The elder Herzog went on to join the Haganah Zionist paramilitary organisation and to rise to the rank of major general in the Israeli army, later becoming president himself.

The mass extermination of one third of the world’s Jewish population by the Nazi regime tore out “Europe’s own flesh and blood”, the Israeli president told the European Parliament.

“Anti-Semitism, like an auto-immune disease, made Europe attack part of its own DNA, and a shared story going back millennia was erased as though it had never existed,” he said.

He recalled the efforts to hunt down the Jewish population of the remote Greek island of Leros, which was in fact only one man, named Daniel Rachamim, who asked of his capture “Why did you take a single person, why go through the trouble?” .
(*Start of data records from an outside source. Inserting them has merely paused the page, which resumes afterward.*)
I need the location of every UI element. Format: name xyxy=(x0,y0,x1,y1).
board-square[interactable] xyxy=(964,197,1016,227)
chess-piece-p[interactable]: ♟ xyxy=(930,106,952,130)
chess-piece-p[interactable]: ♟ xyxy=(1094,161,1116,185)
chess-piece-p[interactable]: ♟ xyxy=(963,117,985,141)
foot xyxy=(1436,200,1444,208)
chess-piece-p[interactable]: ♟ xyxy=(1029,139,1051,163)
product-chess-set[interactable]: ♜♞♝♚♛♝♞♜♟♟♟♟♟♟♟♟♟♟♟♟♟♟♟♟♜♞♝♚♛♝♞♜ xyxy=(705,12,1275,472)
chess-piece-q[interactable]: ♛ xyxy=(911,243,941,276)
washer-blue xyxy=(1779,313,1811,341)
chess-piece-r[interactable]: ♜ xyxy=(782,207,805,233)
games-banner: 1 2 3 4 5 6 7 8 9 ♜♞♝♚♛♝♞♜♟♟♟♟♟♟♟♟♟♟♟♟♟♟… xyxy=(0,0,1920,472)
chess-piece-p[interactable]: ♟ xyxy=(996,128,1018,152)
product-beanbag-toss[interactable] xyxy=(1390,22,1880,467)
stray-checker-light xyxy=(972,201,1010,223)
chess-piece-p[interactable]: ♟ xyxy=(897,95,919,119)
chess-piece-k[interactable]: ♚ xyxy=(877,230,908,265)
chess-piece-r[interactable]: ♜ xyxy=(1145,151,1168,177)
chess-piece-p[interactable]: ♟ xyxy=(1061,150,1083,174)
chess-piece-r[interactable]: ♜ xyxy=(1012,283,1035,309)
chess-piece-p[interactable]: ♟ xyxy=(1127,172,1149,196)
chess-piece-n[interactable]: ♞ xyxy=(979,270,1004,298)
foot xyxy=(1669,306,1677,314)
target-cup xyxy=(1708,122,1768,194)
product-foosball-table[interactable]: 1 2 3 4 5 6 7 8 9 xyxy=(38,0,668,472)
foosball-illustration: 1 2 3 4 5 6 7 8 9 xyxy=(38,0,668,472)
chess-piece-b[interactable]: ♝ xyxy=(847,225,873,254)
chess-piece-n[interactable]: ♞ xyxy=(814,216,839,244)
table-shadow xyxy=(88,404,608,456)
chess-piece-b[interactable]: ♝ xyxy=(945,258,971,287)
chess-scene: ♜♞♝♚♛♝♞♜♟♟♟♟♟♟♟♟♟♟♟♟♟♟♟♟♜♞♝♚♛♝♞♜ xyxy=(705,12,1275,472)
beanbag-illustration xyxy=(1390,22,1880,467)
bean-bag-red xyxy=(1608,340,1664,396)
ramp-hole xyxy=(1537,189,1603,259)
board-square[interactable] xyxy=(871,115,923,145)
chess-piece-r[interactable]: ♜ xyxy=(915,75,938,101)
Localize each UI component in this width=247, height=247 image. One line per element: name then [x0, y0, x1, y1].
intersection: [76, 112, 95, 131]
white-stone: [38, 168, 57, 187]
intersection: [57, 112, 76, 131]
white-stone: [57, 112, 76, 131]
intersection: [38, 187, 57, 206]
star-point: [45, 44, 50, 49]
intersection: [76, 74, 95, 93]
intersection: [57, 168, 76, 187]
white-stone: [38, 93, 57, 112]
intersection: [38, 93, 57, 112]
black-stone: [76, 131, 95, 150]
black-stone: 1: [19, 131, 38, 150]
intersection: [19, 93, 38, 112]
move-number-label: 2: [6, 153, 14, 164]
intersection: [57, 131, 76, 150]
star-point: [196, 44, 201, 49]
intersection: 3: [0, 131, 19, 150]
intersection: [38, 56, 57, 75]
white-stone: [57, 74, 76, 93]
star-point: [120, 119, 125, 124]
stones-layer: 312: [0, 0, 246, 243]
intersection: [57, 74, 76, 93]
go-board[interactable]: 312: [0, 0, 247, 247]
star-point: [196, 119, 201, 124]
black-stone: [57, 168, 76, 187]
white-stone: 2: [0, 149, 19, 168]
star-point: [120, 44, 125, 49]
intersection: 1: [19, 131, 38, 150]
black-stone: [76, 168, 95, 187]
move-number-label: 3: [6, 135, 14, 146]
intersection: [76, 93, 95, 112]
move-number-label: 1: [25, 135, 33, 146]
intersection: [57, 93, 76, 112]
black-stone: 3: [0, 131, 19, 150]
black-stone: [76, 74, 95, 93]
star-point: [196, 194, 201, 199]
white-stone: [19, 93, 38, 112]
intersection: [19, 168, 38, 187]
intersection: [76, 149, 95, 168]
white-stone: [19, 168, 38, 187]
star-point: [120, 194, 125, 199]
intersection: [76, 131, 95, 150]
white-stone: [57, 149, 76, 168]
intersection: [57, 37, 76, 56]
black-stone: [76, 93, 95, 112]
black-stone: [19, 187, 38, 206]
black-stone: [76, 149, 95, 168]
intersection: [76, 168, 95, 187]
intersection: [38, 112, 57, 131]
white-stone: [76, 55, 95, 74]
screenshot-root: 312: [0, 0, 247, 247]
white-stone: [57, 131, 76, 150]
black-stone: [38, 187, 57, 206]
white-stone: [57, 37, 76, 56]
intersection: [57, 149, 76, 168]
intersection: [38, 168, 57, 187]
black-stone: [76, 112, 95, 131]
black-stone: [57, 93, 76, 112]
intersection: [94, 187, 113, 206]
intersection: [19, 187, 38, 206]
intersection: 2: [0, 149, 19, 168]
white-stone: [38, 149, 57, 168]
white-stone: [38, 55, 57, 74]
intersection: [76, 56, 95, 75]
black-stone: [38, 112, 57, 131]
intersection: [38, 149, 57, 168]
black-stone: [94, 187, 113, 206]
This one incident “tells the story of the entire Holocaust,” the president continued. “The story of the monstrous, deranged obsession to totally exterminate a nation with roots stretching deep into history, such an inseparable and essential part of Europe: the Jewish people,” he said. “[Daniel Rachamim] did not know that for the Nazis, his mere existence was a crime punishable by death.”

He urged European politicians not to “stand by”, warning of the rise of anti-Semitic discourse in Western countries “fuelled” by online forums.

“You must read the warning signs, detect the symptoms of the pandemic of anti-Semitism, and fight it at all costs. You must ensure that every Jew wanting to live a full Jewish life in your countries may do so safely and fearlessly,” he told the MEPs.